Pero como a cada quien lo que sea de cada cual, para satisfacción del hombre, la
vieja era un burro para trabajar; madrugaba a la Dry Clean de los Coreanos y regresaba
cuando el sol se había marchitado, con doce o más horas apuntadas en su récord de
trabajo. Ocupaba los sábados para limpiar y arreglar la casa, lavar, planchar y comprar la
comida; luego, los domingos en la misa de las once, después paseando en shoppings
tomada de la mano del esposo o seguida por algún amigo, y al final del día preparando el
lunch del lunes. Durante la semana empleaba las tres horas previas a la media noche para
cocinar la comida del día siguiente, hacer tortillas y disfrutar las novelas de UNIVISION.
Para ocultar sus escapaditas a la discoteca, uno que otro fin de semana decía ir a dormir
donde su hermana Dora, con cuya complicidad guardaba vestidos extravagantes,
maquillajes y teléfonos de amigos a los que llamaba para desenfrenarse entre música,
baile sensual, mojitos cubanos, manoseos de desconocidos y adulterio ocasional.
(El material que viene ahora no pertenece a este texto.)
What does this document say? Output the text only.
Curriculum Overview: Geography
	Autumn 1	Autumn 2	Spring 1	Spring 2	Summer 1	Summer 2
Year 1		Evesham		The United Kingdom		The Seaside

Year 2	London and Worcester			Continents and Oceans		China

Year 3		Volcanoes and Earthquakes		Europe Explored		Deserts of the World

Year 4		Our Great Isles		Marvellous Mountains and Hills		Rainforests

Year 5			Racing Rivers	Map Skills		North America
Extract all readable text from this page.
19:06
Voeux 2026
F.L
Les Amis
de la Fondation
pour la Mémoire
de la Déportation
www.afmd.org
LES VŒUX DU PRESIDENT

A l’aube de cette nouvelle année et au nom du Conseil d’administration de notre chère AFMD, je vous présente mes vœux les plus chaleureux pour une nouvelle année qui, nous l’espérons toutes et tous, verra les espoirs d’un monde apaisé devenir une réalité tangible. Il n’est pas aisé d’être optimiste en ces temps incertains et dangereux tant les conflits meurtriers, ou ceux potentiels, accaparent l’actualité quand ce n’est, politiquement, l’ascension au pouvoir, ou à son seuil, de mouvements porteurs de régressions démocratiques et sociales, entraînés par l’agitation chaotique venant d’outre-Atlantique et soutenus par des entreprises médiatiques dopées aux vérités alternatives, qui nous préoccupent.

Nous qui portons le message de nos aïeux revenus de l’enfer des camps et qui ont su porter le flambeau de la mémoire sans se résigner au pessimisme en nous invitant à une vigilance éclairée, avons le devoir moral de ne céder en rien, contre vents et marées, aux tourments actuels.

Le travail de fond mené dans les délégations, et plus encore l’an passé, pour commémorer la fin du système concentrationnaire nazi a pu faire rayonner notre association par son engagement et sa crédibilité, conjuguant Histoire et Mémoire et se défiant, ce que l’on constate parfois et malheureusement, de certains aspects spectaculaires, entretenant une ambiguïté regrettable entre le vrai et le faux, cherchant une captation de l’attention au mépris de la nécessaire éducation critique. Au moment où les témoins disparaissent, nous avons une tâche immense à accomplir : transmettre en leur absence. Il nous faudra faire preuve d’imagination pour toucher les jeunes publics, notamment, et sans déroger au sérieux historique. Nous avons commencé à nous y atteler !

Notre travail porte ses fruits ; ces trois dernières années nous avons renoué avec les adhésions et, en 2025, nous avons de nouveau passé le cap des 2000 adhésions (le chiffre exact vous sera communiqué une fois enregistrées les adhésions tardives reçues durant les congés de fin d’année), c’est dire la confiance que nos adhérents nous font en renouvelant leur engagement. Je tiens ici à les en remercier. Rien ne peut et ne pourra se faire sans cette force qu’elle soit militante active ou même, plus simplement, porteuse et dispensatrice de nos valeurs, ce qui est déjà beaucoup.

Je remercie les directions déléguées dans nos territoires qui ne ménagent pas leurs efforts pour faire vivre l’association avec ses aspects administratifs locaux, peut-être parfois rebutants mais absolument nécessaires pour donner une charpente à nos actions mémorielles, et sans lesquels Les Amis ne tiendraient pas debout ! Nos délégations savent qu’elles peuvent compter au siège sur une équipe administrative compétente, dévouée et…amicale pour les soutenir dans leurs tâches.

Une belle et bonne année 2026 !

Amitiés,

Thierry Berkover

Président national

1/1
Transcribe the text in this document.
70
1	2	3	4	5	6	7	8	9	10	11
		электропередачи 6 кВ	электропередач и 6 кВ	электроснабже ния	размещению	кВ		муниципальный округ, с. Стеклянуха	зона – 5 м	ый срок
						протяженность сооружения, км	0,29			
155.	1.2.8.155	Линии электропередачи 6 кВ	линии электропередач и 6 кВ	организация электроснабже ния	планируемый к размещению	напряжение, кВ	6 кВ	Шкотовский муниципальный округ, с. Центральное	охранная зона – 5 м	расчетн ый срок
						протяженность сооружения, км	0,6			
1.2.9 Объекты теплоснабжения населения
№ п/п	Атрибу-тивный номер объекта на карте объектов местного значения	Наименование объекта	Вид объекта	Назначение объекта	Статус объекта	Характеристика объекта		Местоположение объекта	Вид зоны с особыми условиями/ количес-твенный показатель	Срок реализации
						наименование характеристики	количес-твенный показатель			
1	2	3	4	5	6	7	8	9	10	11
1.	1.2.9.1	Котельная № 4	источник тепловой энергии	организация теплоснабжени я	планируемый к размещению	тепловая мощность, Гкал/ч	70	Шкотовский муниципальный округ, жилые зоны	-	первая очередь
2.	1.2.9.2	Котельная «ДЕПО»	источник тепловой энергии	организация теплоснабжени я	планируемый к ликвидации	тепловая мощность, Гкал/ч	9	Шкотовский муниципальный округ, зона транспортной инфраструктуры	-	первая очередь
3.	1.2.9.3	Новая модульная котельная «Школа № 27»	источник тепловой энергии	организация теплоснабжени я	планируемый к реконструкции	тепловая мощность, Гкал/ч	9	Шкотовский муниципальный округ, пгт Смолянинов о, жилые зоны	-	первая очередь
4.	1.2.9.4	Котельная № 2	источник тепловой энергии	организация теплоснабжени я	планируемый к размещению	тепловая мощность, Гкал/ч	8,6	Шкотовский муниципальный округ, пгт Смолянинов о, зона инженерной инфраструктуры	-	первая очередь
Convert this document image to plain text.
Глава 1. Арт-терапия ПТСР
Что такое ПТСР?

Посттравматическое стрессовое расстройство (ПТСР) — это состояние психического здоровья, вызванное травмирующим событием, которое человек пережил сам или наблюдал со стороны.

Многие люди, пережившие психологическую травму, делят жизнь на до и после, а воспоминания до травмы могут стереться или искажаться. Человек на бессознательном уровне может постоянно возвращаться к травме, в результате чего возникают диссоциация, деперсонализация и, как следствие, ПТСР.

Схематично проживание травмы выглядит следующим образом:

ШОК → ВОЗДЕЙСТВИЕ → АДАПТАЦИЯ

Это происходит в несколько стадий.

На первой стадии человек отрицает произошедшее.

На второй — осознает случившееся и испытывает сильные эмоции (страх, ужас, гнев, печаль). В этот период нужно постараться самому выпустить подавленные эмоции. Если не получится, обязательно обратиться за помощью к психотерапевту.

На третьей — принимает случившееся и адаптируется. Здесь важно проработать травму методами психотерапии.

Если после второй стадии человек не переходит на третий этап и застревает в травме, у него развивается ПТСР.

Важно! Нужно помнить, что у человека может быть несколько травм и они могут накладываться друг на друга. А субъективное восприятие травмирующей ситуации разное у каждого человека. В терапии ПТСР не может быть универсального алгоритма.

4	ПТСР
Uno de los incidentes poco grato en la vida de la pareja que no pudo encubrirse
entre el circulo de amistades y familiares, fue cuando su mujer conoció (en sentido
bíblico) al peruano de ojos amarillos; un bato de esos que hablan bonito, vestía Pierre
Cardín y chaqueta de cuero y quién sorprendiéndola con la labia de un vendedor
ambulante aunada a la fortaleza viril de todo un semental, la convenció de fugarse en
viernes por la noche. Segura que era tiempo de sustituir al desgastado marido por el
hombre de su destino llamó al esposo para plantearle que en vista de su carencia de
tiempo hacia ella, dados los afanes del trabajo, prefería instalarse en otro nido y
emprender el vuelo con este vigoroso gorrión frente a cuya figura no necesitaba
afrodisíacos.

No pudieron disuadirla las lágrimas, los ruegos, ni el desfile de llamadas al celular
de padre e hijos suplicándole no dejarles. La mujer prosiguió con firmeza en su decisión
de darse la oportunidad de su vida. Y como ningún noviazgo es eterno, pasada la
embriaguez erótica, una noche al regresar del trabajo con flores para su amante, Rosa
encontró que la esposa del Romeo había vuelto del largo viaje a la costa peruana. Mes y
medio le duró la ilusión, teniendo que llamar al esposo. Llorosa y cándida le planteó
haberlo pensado, que era injusto castigar a los hijos con semejante exabrupto, así que no
por él ni ella, sino en aras de la unidad familiar, estaba considerando volver al hogar,
siempre y cuando él prometiera no reprocharle sobre éste particular incidente en
eventuales desavenencias. Sería por amor, por bruto o por la conveniencia de criar juntos
a la prole, el asunto es que terminaron con el marido pidiendo perdón y suplicándole que
regresara de inmediato. Así repitió la historia de volver a retomar su rol en casa, altiva y
campante, sin dar señales de arrepentimiento.